Chips, tokens, what's the difference?
He was released in 1970, after which he campaigned for prison reform and worked as a security consultant with several New York banks. Before his death in 1980, he said: Why did I rob banks? Because I enjoyed it. I loved it. I was more alive inside a bank, robbing it, than at any other time in my life. I enjoyed everything about it so much that one or two weeks later, I’d be out looking for the next job. But to me, the money was the chips, that’s all. Sound familiar?

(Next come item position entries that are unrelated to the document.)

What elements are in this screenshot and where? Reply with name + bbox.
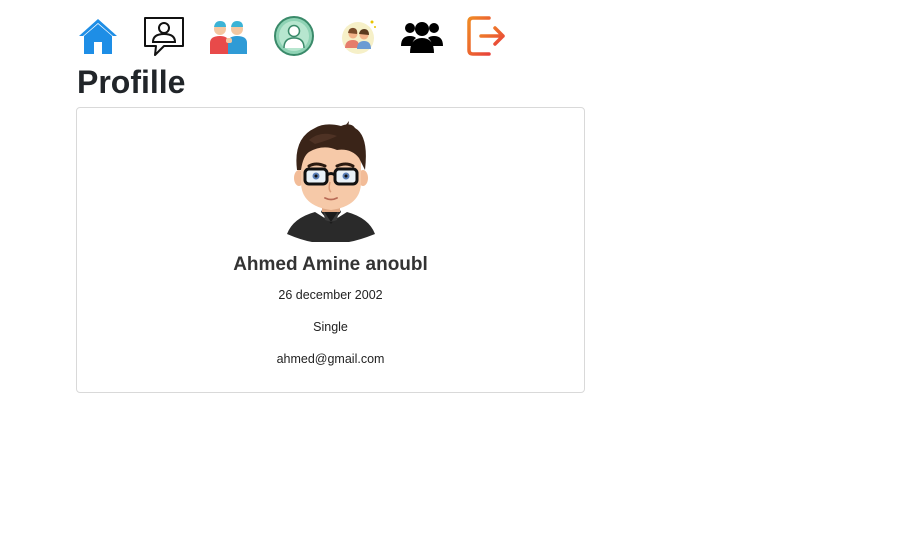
home-icon: [79, 19, 117, 54]
nav-logout-button[interactable]: [465, 14, 509, 58]
nav-friends-button[interactable]: [207, 14, 251, 58]
nav-group-button[interactable]: [400, 14, 444, 58]
logout-icon: [467, 16, 505, 56]
nav-user-button[interactable]: [272, 14, 316, 58]
user-circle-icon: [274, 16, 314, 56]
profile-card: Ahmed Amine anoubl 26 december 2002 Sing…: [76, 107, 585, 393]
profile-status: Single: [313, 320, 348, 334]
top-nav: [76, 14, 516, 58]
nav-couple-button[interactable]: [337, 14, 381, 58]
profile-birthdate: 26 december 2002: [278, 288, 383, 302]
nav-home-button[interactable]: [76, 14, 120, 58]
couple-icon: [342, 20, 376, 54]
nav-profile-button[interactable]: [142, 14, 186, 58]
profile-email: ahmed@gmail.com: [276, 352, 385, 366]
profile-name: Ahmed Amine anoubl: [233, 254, 428, 275]
avatar-illustration: [287, 121, 375, 242]
page-title: Profille: [77, 64, 186, 100]
profile-chat-icon: [144, 17, 184, 56]
friends-icon: [210, 21, 247, 54]
avatar: [285, 120, 377, 242]
group-icon: [401, 22, 443, 53]
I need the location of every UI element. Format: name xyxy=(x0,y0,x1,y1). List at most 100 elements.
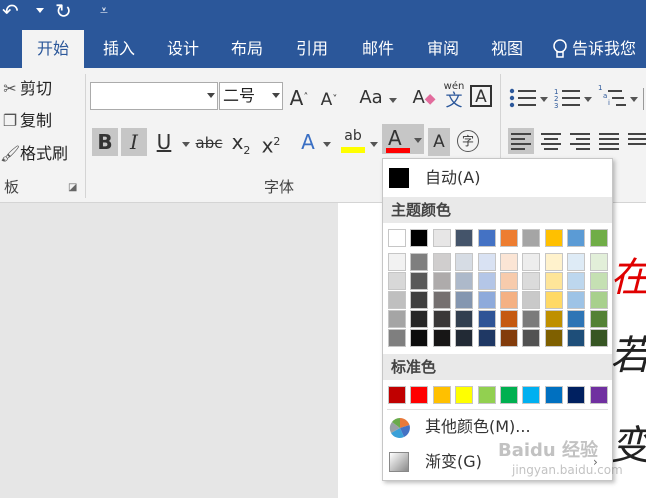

It is too early to know SBF’s motivation behind the FTX Ponzi meltdown. However, it is probably pretty close to Willie Sutton’s. In the intervening period, “financial innovation” has rendered the legacy forms of bank robbery obsolete. In today’s world, Willie Sutton could forgo the submachine gun and use his charm and personality, among other tricks, to rob banks. There are plenty of modern-day role models from whom he could learn. SBF is just the latest. There will be more.